Already the flood of refugees is having a destabilizing effect on Europe. Refugee flows, which could be massive, resulting from climate change would pose a greater threat to global peace and stability requiring UNSC action. Such action could be taken preemptively rather than after the catastrophe has occurred, he noted.

“Seeing our loyal friend and neighbour seeking a non permanent Security Council seat should also encourage Sri Lanka to do the same in the not-too-distant future,” he added.

Asked whether the 2016 Paris Climate Change Agreement reflected the fears expressed by SIDS on sea level rise, Sareer said sea level rise is just one of the many impacts of climate change, which are of significance to SIDS.

“The Paris Agreement’s main objective is to enhance climate actions, and hence doesn’t directly address sea level rise. However it did include a strong temperature goal and a stand-alone article on loss and damage, which indirectly address these concerns. What is important now is for countries to make deep cuts in their emissions immediately.”

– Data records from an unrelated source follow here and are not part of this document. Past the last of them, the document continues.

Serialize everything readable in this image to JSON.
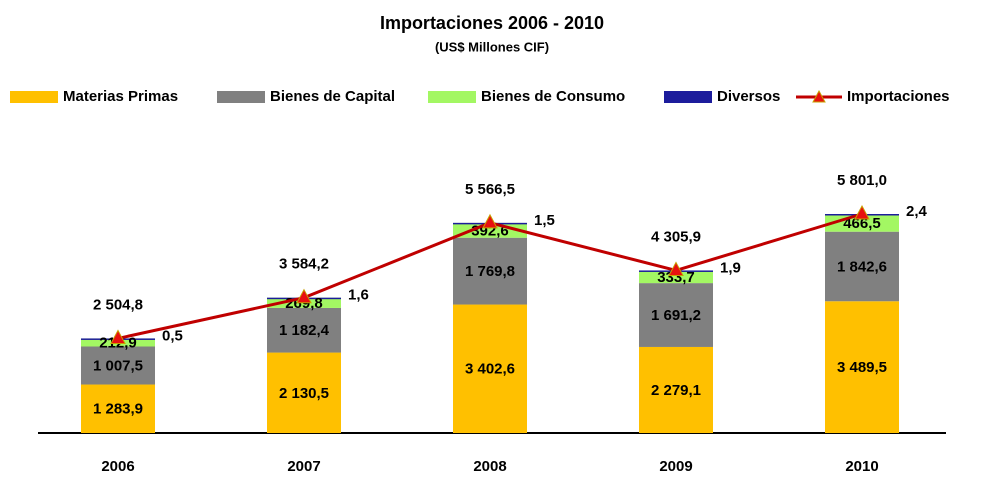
{
  "chart_data": {
    "type": "bar",
    "stacked": true,
    "title": "Importaciones 2006 - 2010",
    "subtitle": "(US$ Millones CIF)",
    "categories": [
      "2006",
      "2007",
      "2008",
      "2009",
      "2010"
    ],
    "series": [
      {
        "name": "Materias Primas",
        "color": "#ffc000",
        "values": [
          1283.9,
          2130.5,
          3402.6,
          2279.1,
          3489.5
        ],
        "value_labels": [
          "1 283,9",
          "2 130,5",
          "3 402,6",
          "2 279,1",
          "3 489,5"
        ]
      },
      {
        "name": "Bienes de Capital",
        "color": "#808080",
        "values": [
          1007.5,
          1182.4,
          1769.8,
          1691.2,
          1842.6
        ],
        "value_labels": [
          "1 007,5",
          "1 182,4",
          "1 769,8",
          "1 691,2",
          "1 842,6"
        ]
      },
      {
        "name": "Bienes de Consumo",
        "color": "#a3f763",
        "values": [
          212.9,
          269.8,
          392.6,
          333.7,
          466.5
        ],
        "value_labels": [
          "212,9",
          "269,8",
          "392,6",
          "333,7",
          "466,5"
        ]
      },
      {
        "name": "Diversos",
        "color": "#1c1c9c",
        "values": [
          0.5,
          1.6,
          1.5,
          1.9,
          2.4
        ],
        "value_labels": [
          "0,5",
          "1,6",
          "1,5",
          "1,9",
          "2,4"
        ]
      },
      {
        "name": "Importaciones",
        "type": "line",
        "color": "#c00000",
        "marker_color": "#e81010",
        "values": [
          2504.8,
          3584.2,
          5566.5,
          4305.9,
          5801.0
        ],
        "value_labels": [
          "2 504,8",
          "3 584,2",
          "5 566,5",
          "4 305,9",
          "5 801,0"
        ]
      }
    ],
    "legend": "top"
  }
}
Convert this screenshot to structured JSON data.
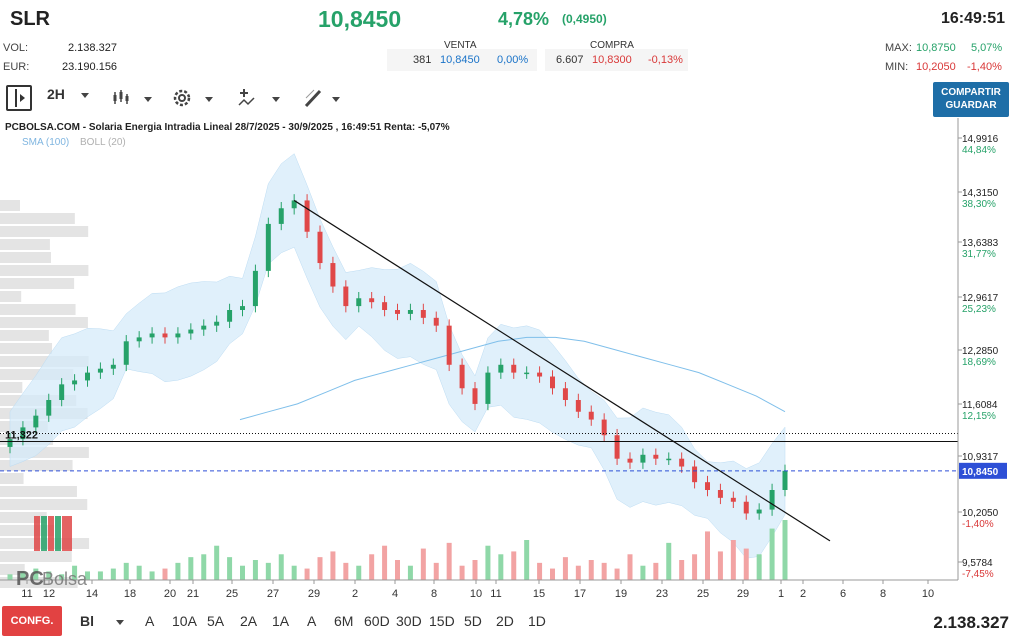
{
  "header": {
    "symbol": "SLR",
    "price": "10,8450",
    "change_pct": "4,78%",
    "change_abs": "(0,4950)",
    "time": "16:49:51"
  },
  "stats": {
    "vol_label": "VOL:",
    "vol_value": "2.138.327",
    "eur_label": "EUR:",
    "eur_value": "23.190.156"
  },
  "quotes": {
    "venta_label": "VENTA",
    "venta_qty": "381",
    "venta_price": "10,8450",
    "venta_pct": "0,00%",
    "compra_label": "COMPRA",
    "compra_qty": "6.607",
    "compra_price": "10,8300",
    "compra_pct": "-0,13%"
  },
  "range": {
    "max_label": "MAX:",
    "max_value": "10,8750",
    "max_pct": "5,07%",
    "min_label": "MIN:",
    "min_value": "10,2050",
    "min_pct": "-1,40%"
  },
  "toolbar": {
    "interval": "2H",
    "share_line1": "COMPARTIR",
    "share_line2": "GUARDAR"
  },
  "chart_title": "PCBOLSA.COM - Solaria Energia Intradia Lineal 28/7/2025 - 30/9/2025 , 16:49:51 Renta: -5,07%",
  "legend": {
    "sma": "SMA (100)",
    "boll": "BOLL (20)"
  },
  "watermark": {
    "a": "PC",
    "b": "Bolsa"
  },
  "bottom": {
    "config": "CONFG.",
    "chart_type": "Bl",
    "ranges": [
      "A",
      "10A",
      "5A",
      "2A",
      "1A",
      "A",
      "6M",
      "60D",
      "30D",
      "15D",
      "5D",
      "2D",
      "1D"
    ],
    "volume_total": "2.138.327"
  },
  "colors": {
    "up": "#26a269",
    "down": "#e04848",
    "sma": "#7fbfea",
    "band": "#d6ebfa",
    "price_line": "#2d4fd6"
  },
  "chart_data": {
    "type": "candlestick",
    "title": "PCBOLSA.COM - Solaria Energia Intradia Lineal 28/7/2025 - 30/9/2025 , 16:49:51 Renta: -5,07%",
    "y_axis_ticks": [
      {
        "value": "14,9916",
        "pct": "44,84%"
      },
      {
        "value": "14,3150",
        "pct": "38,30%"
      },
      {
        "value": "13,6383",
        "pct": "31,77%"
      },
      {
        "value": "12,9617",
        "pct": "25,23%"
      },
      {
        "value": "12,2850",
        "pct": "18,69%"
      },
      {
        "value": "11,6084",
        "pct": "12,15%"
      },
      {
        "value": "10,9317",
        "pct": ""
      },
      {
        "value": "10,2050",
        "pct": "-1,40%"
      },
      {
        "value": "9,5784",
        "pct": "-7,45%"
      }
    ],
    "x_axis_labels": [
      "11",
      "12",
      "14",
      "18",
      "20",
      "21",
      "25",
      "27",
      "29",
      "2",
      "4",
      "8",
      "10",
      "11",
      "15",
      "17",
      "19",
      "23",
      "25",
      "29",
      "1",
      "2",
      "6",
      "8",
      "10"
    ],
    "ylim": [
      9.45,
      15.2
    ],
    "current_price": {
      "value": 10.845,
      "label": "10,8450"
    },
    "reference_line": {
      "value": 11.322,
      "label": "11,322"
    },
    "series": [
      {
        "name": "Precio",
        "values": [
          11.25,
          11.4,
          11.55,
          11.75,
          11.95,
          12.0,
          12.1,
          12.15,
          12.2,
          12.5,
          12.55,
          12.6,
          12.55,
          12.6,
          12.65,
          12.7,
          12.75,
          12.9,
          12.95,
          13.4,
          14.0,
          14.2,
          14.3,
          13.9,
          13.5,
          13.2,
          12.95,
          13.05,
          13.0,
          12.9,
          12.85,
          12.9,
          12.8,
          12.7,
          12.2,
          11.9,
          11.7,
          12.1,
          12.2,
          12.1,
          12.1,
          12.05,
          11.9,
          11.75,
          11.6,
          11.5,
          11.3,
          11.0,
          10.95,
          11.05,
          11.0,
          11.0,
          10.9,
          10.7,
          10.6,
          10.5,
          10.45,
          10.3,
          10.35,
          10.6,
          10.845
        ]
      },
      {
        "name": "SMA (100)",
        "values": [
          11.5,
          11.6,
          11.7,
          11.85,
          12.0,
          12.1,
          12.2,
          12.3,
          12.4,
          12.5,
          12.55,
          12.55,
          12.5,
          12.4,
          12.3,
          12.2,
          12.1,
          11.95,
          11.8,
          11.6
        ]
      }
    ],
    "volume": [
      2,
      3,
      4,
      3,
      2,
      5,
      3,
      3,
      4,
      6,
      5,
      3,
      4,
      6,
      8,
      9,
      12,
      8,
      5,
      7,
      6,
      9,
      5,
      4,
      8,
      10,
      6,
      5,
      9,
      12,
      7,
      5,
      11,
      6,
      13,
      5,
      7,
      12,
      9,
      10,
      14,
      6,
      4,
      8,
      5,
      7,
      6,
      4,
      9,
      5,
      6,
      13,
      7,
      9,
      17,
      10,
      14,
      11,
      9,
      18,
      21
    ],
    "legend": [
      "SMA (100)",
      "BOLL (20)"
    ],
    "grid": false
  }
}
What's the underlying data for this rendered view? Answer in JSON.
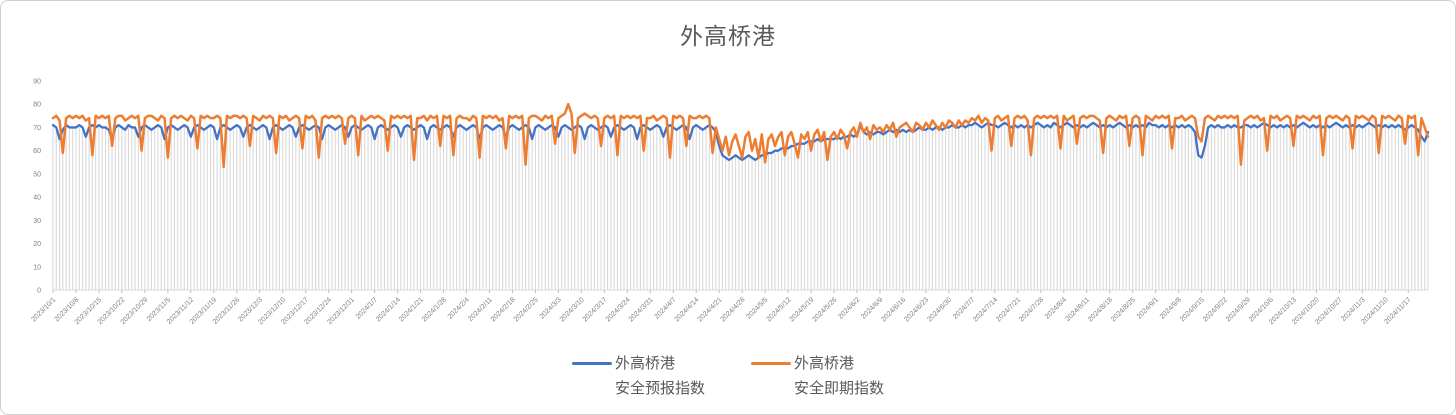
{
  "window": {
    "border_color": "#d0cece",
    "background": "#ffffff"
  },
  "chart": {
    "title": "外高桥港",
    "title_color": "#595959",
    "colors": {
      "forecast_line": "#4472C4",
      "spot_line": "#ED7D31",
      "dropline": "#D9D9D9",
      "axis_line": "#D9D9D9",
      "tick_mark": "#BFBFBF",
      "tick_label": "#7F7F7F"
    },
    "legend": {
      "items": [
        {
          "line1": "外高桥港",
          "line2": "安全预报指数",
          "color": "#4472C4"
        },
        {
          "line1": "外高桥港",
          "line2": "安全即期指数",
          "color": "#ED7D31"
        }
      ]
    }
  },
  "chart_data": {
    "type": "line",
    "title": "外高桥港",
    "xlabel": "",
    "ylabel": "",
    "ylim": [
      0,
      90
    ],
    "y_ticks": [
      0,
      10,
      20,
      30,
      40,
      50,
      60,
      70,
      80,
      90
    ],
    "x_start": "2023/10/1",
    "x_interval_days": 1,
    "tick_every_days": 7,
    "grid": "vertical-droplines",
    "legend_position": "bottom",
    "x_tick_labels": [
      "2023/10/1",
      "2023/10/8",
      "2023/10/15",
      "2023/10/22",
      "2023/10/29",
      "2023/11/5",
      "2023/11/12",
      "2023/11/19",
      "2023/11/26",
      "2023/12/3",
      "2023/12/10",
      "2023/12/17",
      "2023/12/24",
      "2023/12/31",
      "2024/1/7",
      "2024/1/14",
      "2024/1/21",
      "2024/1/28",
      "2024/2/4",
      "2024/2/11",
      "2024/2/18",
      "2024/2/25",
      "2024/3/3",
      "2024/3/10",
      "2024/3/17",
      "2024/3/24",
      "2024/3/31",
      "2024/4/7",
      "2024/4/14",
      "2024/4/21",
      "2024/4/28",
      "2024/5/5",
      "2024/5/12",
      "2024/5/19",
      "2024/5/26",
      "2024/6/2",
      "2024/6/9",
      "2024/6/16",
      "2024/6/23",
      "2024/6/30",
      "2024/7/7",
      "2024/7/14",
      "2024/7/21",
      "2024/7/28",
      "2024/8/4",
      "2024/8/11",
      "2024/8/18",
      "2024/8/25",
      "2024/9/1",
      "2024/9/8",
      "2024/9/15",
      "2024/9/22",
      "2024/9/29",
      "2024/10/6",
      "2024/10/13",
      "2024/10/20",
      "2024/10/27",
      "2024/11/3",
      "2024/11/10",
      "2024/11/17"
    ],
    "series": [
      {
        "name": "外高桥港 安全预报指数",
        "color": "#4472C4",
        "values": [
          71,
          70,
          65,
          69,
          71,
          70,
          70,
          70,
          71,
          70,
          66,
          70,
          71,
          70,
          71,
          70,
          70,
          69,
          65,
          70,
          71,
          70,
          69,
          71,
          70,
          70,
          66,
          70,
          71,
          70,
          69,
          70,
          71,
          70,
          65,
          70,
          71,
          70,
          69,
          70,
          71,
          70,
          66,
          70,
          71,
          70,
          69,
          70,
          71,
          70,
          65,
          70,
          71,
          70,
          69,
          70,
          71,
          70,
          66,
          70,
          71,
          70,
          69,
          70,
          71,
          70,
          65,
          70,
          71,
          70,
          69,
          70,
          71,
          70,
          66,
          70,
          71,
          70,
          69,
          70,
          71,
          70,
          65,
          70,
          71,
          70,
          69,
          70,
          71,
          70,
          66,
          70,
          71,
          70,
          69,
          70,
          71,
          70,
          65,
          70,
          71,
          70,
          69,
          70,
          71,
          70,
          66,
          70,
          71,
          70,
          69,
          70,
          71,
          70,
          65,
          70,
          71,
          70,
          69,
          70,
          71,
          70,
          66,
          70,
          71,
          70,
          69,
          70,
          71,
          70,
          65,
          70,
          71,
          70,
          69,
          70,
          71,
          70,
          66,
          70,
          71,
          70,
          69,
          70,
          71,
          70,
          65,
          70,
          71,
          70,
          69,
          70,
          71,
          70,
          66,
          70,
          71,
          70,
          69,
          70,
          71,
          70,
          65,
          70,
          71,
          70,
          69,
          70,
          71,
          70,
          66,
          70,
          71,
          70,
          69,
          70,
          71,
          70,
          65,
          70,
          71,
          70,
          69,
          70,
          71,
          70,
          66,
          70,
          71,
          70,
          69,
          70,
          71,
          70,
          65,
          70,
          71,
          70,
          69,
          70,
          71,
          70,
          68,
          62,
          58,
          57,
          56,
          57,
          58,
          57,
          56,
          57,
          58,
          57,
          56,
          57,
          58,
          58,
          59,
          59,
          60,
          60,
          61,
          61,
          61,
          62,
          62,
          63,
          63,
          63,
          64,
          64,
          64,
          65,
          64,
          65,
          65,
          65,
          65,
          66,
          65,
          66,
          66,
          67,
          66,
          67,
          71,
          68,
          67,
          68,
          67,
          68,
          68,
          67,
          68,
          69,
          68,
          69,
          68,
          69,
          68,
          69,
          68,
          69,
          70,
          69,
          69,
          70,
          69,
          70,
          70,
          69,
          70,
          70,
          71,
          70,
          70,
          71,
          70,
          71,
          71,
          72,
          71,
          70,
          71,
          72,
          71,
          71,
          70,
          71,
          72,
          71,
          70,
          71,
          70,
          71,
          70,
          71,
          70,
          71,
          72,
          71,
          70,
          71,
          70,
          72,
          71,
          70,
          71,
          72,
          71,
          70,
          71,
          70,
          71,
          70,
          71,
          72,
          71,
          70,
          71,
          70,
          71,
          70,
          71,
          72,
          71,
          70,
          71,
          70,
          71,
          70,
          71,
          70,
          72,
          71,
          71,
          70,
          71,
          70,
          71,
          70,
          71,
          70,
          71,
          70,
          71,
          70,
          68,
          58,
          57,
          62,
          70,
          71,
          70,
          71,
          70,
          70,
          71,
          70,
          71,
          70,
          70,
          71,
          71,
          70,
          71,
          70,
          71,
          72,
          71,
          70,
          71,
          70,
          71,
          70,
          71,
          70,
          71,
          70,
          71,
          72,
          71,
          70,
          71,
          70,
          71,
          70,
          71,
          70,
          71,
          72,
          71,
          70,
          71,
          70,
          71,
          70,
          71,
          70,
          71,
          72,
          71,
          70,
          71,
          70,
          71,
          70,
          71,
          70,
          71,
          70,
          69,
          70,
          71,
          70,
          69,
          66,
          64,
          68
        ]
      },
      {
        "name": "外高桥港 安全即期指数",
        "color": "#ED7D31",
        "values": [
          74,
          75,
          73,
          59,
          74,
          75,
          74,
          75,
          74,
          75,
          73,
          74,
          58,
          75,
          74,
          75,
          74,
          75,
          62,
          74,
          75,
          75,
          73,
          74,
          75,
          74,
          75,
          60,
          74,
          75,
          75,
          74,
          73,
          75,
          74,
          57,
          74,
          75,
          74,
          75,
          74,
          73,
          75,
          74,
          61,
          75,
          74,
          75,
          74,
          74,
          75,
          74,
          53,
          75,
          74,
          75,
          75,
          74,
          75,
          74,
          62,
          75,
          74,
          73,
          75,
          74,
          75,
          74,
          59,
          75,
          74,
          75,
          73,
          74,
          75,
          74,
          61,
          75,
          74,
          75,
          73,
          57,
          74,
          75,
          74,
          75,
          74,
          75,
          74,
          63,
          74,
          75,
          74,
          58,
          75,
          73,
          74,
          75,
          74,
          75,
          74,
          73,
          60,
          75,
          74,
          75,
          74,
          75,
          74,
          75,
          56,
          74,
          74,
          75,
          73,
          75,
          74,
          75,
          62,
          75,
          74,
          75,
          58,
          74,
          75,
          74,
          74,
          73,
          75,
          74,
          57,
          75,
          74,
          75,
          74,
          75,
          73,
          74,
          61,
          75,
          74,
          75,
          74,
          75,
          54,
          74,
          75,
          75,
          74,
          73,
          75,
          74,
          75,
          63,
          74,
          75,
          76,
          80,
          76,
          59,
          74,
          75,
          76,
          75,
          74,
          75,
          74,
          62,
          74,
          75,
          74,
          75,
          58,
          75,
          74,
          75,
          74,
          75,
          74,
          75,
          60,
          74,
          74,
          75,
          73,
          74,
          75,
          74,
          57,
          75,
          74,
          75,
          74,
          62,
          75,
          74,
          74,
          75,
          74,
          75,
          74,
          59,
          70,
          65,
          60,
          66,
          58,
          64,
          67,
          62,
          57,
          66,
          68,
          60,
          65,
          57,
          67,
          55,
          65,
          67,
          62,
          66,
          68,
          58,
          66,
          68,
          63,
          57,
          67,
          65,
          68,
          60,
          67,
          69,
          64,
          68,
          56,
          66,
          68,
          65,
          69,
          67,
          61,
          68,
          70,
          66,
          72,
          68,
          70,
          65,
          71,
          69,
          70,
          68,
          71,
          69,
          72,
          66,
          70,
          71,
          72,
          70,
          68,
          72,
          71,
          69,
          72,
          70,
          73,
          71,
          69,
          72,
          70,
          73,
          72,
          70,
          73,
          71,
          73,
          72,
          74,
          73,
          75,
          72,
          74,
          73,
          60,
          74,
          75,
          73,
          74,
          75,
          62,
          74,
          75,
          74,
          75,
          73,
          58,
          74,
          75,
          74,
          75,
          74,
          75,
          74,
          75,
          61,
          75,
          73,
          74,
          75,
          63,
          74,
          75,
          74,
          75,
          75,
          74,
          73,
          59,
          74,
          75,
          74,
          73,
          75,
          74,
          75,
          62,
          74,
          75,
          74,
          58,
          75,
          74,
          73,
          75,
          74,
          75,
          74,
          75,
          61,
          74,
          74,
          75,
          73,
          74,
          75,
          74,
          66,
          64,
          74,
          75,
          74,
          73,
          75,
          74,
          75,
          74,
          75,
          74,
          75,
          54,
          73,
          74,
          75,
          74,
          75,
          73,
          74,
          60,
          75,
          74,
          75,
          73,
          74,
          75,
          74,
          62,
          75,
          74,
          75,
          74,
          73,
          75,
          74,
          75,
          58,
          74,
          75,
          74,
          75,
          74,
          73,
          75,
          74,
          61,
          75,
          74,
          75,
          74,
          73,
          75,
          74,
          59,
          75,
          74,
          75,
          74,
          73,
          75,
          74,
          63,
          75,
          74,
          75,
          58,
          74,
          70,
          66
        ]
      }
    ]
  }
}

Asked whether the Maldives expects funding from the multi-billion dollar Green Climate Fund (GCF), he said: “We do. The GCF is a primary multilateral vehicle to deliver climate financing to developing countries and therefore ramping up support for the GCF will be critical for all vulnerable countries.”

However, other funds under the UN Framework Convention on Climate Change (UNFCCC) are also crucial for transforming climate action in SIDS and also in developing countries.

He said changing rainfall patterns and increasing salinization caused by rising sea levels have led to challenges in securing reliable supplies of drinking water in many Small Island Developing States.

In this context, the Maldives submitted one of the first projects approved through the GCF which will see almost a third of the population of the Maldives becoming freshwater self-sufficient over the next five years.